Hong Kong’s Hang Seng Index fell 2.26% in late-afternoon trade. Reuters reported the city will suspend all schools from Monday following a recent spike in coronavirus cases.
Australia’s benchmark ASX 200 ended the session down 0.61% at 5,919.20. The heavily-weighted financials subindex declined 0.72% while the energy subindex fell 1.98%.
The Nikkei 225 in Japan dropped 1.06% to 22,290.81 while the Topix index fell 1.42% to 1,535.20. In South Korea, the Kospi index was down 0.81% at 2,150.25.
Mainland Chinese markets also fell: The Shanghai composite was down 1.95% at 3,383.32, the Shenzhen composite was down 0.3% at 2,251 while the Shenzhen component was down 0.61% at 13,671.24.
Friday’s session followed a mixed overnight on Wall Street where coronavirus concerns pushed investors into tech stocks.
“Coronavirus anxiety dominated market sentiment in a day where major economic releases were scarce,” Kishti Sen, an economist at ANZ Research, wrote in a morning note about the overnight session.
“That left the focus on the high frequency data and daily COVID-19 news,” Sen said.
Infection cases in the United States rose with California and Florida among 12 states hitting record-breaking, seven-day averages for daily new cases, a CNBC analysis showed.
The World Health Organization said that though the virus, which has infected more than 12 million globally, can be brought under control, it’s “getting worse” in most of the world.
In the currency market, the U.S. dollar index, which measures the greenback against a basket of its peers, rose 0.23% to 96.922.

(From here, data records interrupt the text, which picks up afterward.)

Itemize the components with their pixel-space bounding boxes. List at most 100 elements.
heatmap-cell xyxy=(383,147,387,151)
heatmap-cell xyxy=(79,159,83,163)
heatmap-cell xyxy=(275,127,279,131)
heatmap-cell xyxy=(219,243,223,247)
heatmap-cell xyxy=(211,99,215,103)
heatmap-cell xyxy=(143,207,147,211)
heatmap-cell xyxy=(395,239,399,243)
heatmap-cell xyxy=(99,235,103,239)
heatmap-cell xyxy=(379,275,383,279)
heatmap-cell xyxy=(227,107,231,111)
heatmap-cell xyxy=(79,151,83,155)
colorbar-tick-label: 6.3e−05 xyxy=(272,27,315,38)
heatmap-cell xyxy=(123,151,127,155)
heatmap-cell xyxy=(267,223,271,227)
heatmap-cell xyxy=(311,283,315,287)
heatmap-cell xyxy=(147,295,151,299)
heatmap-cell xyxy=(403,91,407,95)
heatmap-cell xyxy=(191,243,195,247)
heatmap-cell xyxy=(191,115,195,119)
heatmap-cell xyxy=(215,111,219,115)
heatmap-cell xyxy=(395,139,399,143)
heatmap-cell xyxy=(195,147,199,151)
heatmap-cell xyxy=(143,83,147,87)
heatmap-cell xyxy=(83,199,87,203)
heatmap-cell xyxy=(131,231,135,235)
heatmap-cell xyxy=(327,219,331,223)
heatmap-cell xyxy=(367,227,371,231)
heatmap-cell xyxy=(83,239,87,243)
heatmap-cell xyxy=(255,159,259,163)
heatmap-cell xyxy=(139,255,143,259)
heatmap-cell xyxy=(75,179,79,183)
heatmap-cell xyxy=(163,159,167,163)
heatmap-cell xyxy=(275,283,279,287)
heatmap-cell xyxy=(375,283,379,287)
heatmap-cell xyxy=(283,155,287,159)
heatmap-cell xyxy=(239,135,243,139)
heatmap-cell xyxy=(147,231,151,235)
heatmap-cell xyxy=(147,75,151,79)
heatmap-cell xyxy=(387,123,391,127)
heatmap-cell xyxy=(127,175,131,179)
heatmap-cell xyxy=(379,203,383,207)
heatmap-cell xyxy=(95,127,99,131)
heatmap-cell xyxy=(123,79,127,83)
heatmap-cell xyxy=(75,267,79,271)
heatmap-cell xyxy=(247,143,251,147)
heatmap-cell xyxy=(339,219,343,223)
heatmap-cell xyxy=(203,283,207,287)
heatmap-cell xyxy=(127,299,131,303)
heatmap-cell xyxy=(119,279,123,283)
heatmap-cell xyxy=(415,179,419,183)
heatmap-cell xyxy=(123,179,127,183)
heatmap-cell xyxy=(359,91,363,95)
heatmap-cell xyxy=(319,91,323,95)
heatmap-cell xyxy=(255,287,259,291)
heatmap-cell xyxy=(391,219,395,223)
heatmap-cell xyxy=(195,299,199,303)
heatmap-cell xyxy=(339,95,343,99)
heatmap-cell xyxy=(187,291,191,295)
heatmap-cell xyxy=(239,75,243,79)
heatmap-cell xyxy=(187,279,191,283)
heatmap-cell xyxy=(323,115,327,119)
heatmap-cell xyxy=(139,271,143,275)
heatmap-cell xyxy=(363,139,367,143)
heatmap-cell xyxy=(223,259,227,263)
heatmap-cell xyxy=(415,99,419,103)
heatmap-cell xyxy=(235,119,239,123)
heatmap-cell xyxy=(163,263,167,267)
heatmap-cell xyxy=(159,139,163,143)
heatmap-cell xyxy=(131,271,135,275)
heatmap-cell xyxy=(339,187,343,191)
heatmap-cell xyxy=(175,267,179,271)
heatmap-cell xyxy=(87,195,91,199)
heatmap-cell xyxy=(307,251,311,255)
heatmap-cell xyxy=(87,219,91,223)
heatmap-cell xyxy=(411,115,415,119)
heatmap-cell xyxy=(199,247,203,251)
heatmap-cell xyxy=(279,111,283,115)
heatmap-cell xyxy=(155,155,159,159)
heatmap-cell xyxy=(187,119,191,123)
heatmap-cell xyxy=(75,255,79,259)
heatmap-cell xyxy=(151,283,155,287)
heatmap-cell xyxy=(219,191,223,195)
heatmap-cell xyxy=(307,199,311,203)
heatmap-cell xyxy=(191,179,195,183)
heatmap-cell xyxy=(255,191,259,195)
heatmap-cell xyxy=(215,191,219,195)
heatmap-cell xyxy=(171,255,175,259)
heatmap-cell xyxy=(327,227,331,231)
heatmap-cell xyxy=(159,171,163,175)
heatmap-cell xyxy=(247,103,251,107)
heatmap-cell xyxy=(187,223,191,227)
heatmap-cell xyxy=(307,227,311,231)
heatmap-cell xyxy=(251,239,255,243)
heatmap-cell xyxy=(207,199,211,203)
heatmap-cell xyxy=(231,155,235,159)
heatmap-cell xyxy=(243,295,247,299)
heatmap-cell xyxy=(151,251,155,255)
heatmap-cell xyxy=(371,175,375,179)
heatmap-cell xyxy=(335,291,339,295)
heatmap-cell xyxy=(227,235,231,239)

The Japanese yen changed hands at 106.84 per dollar, strengthening from earlier levels around 107.26. The Australian dollar slipped 0.56%, trading at $0.6924.
Oil prices fell Friday during Asian hours following more than 2% declines on Thursday.
Global benchmark Brent traded down 1.61% at $41.67 while U.S. crude fell 1.89% to $38.87 a barrel.
Vivek Dhar from the Commonwealth Bank of Australia said in a morning note that a stronger U.S. dollar and concerns “linked directly to the spread and impact of COVID‑19 in the US,” weighed on oil overnight.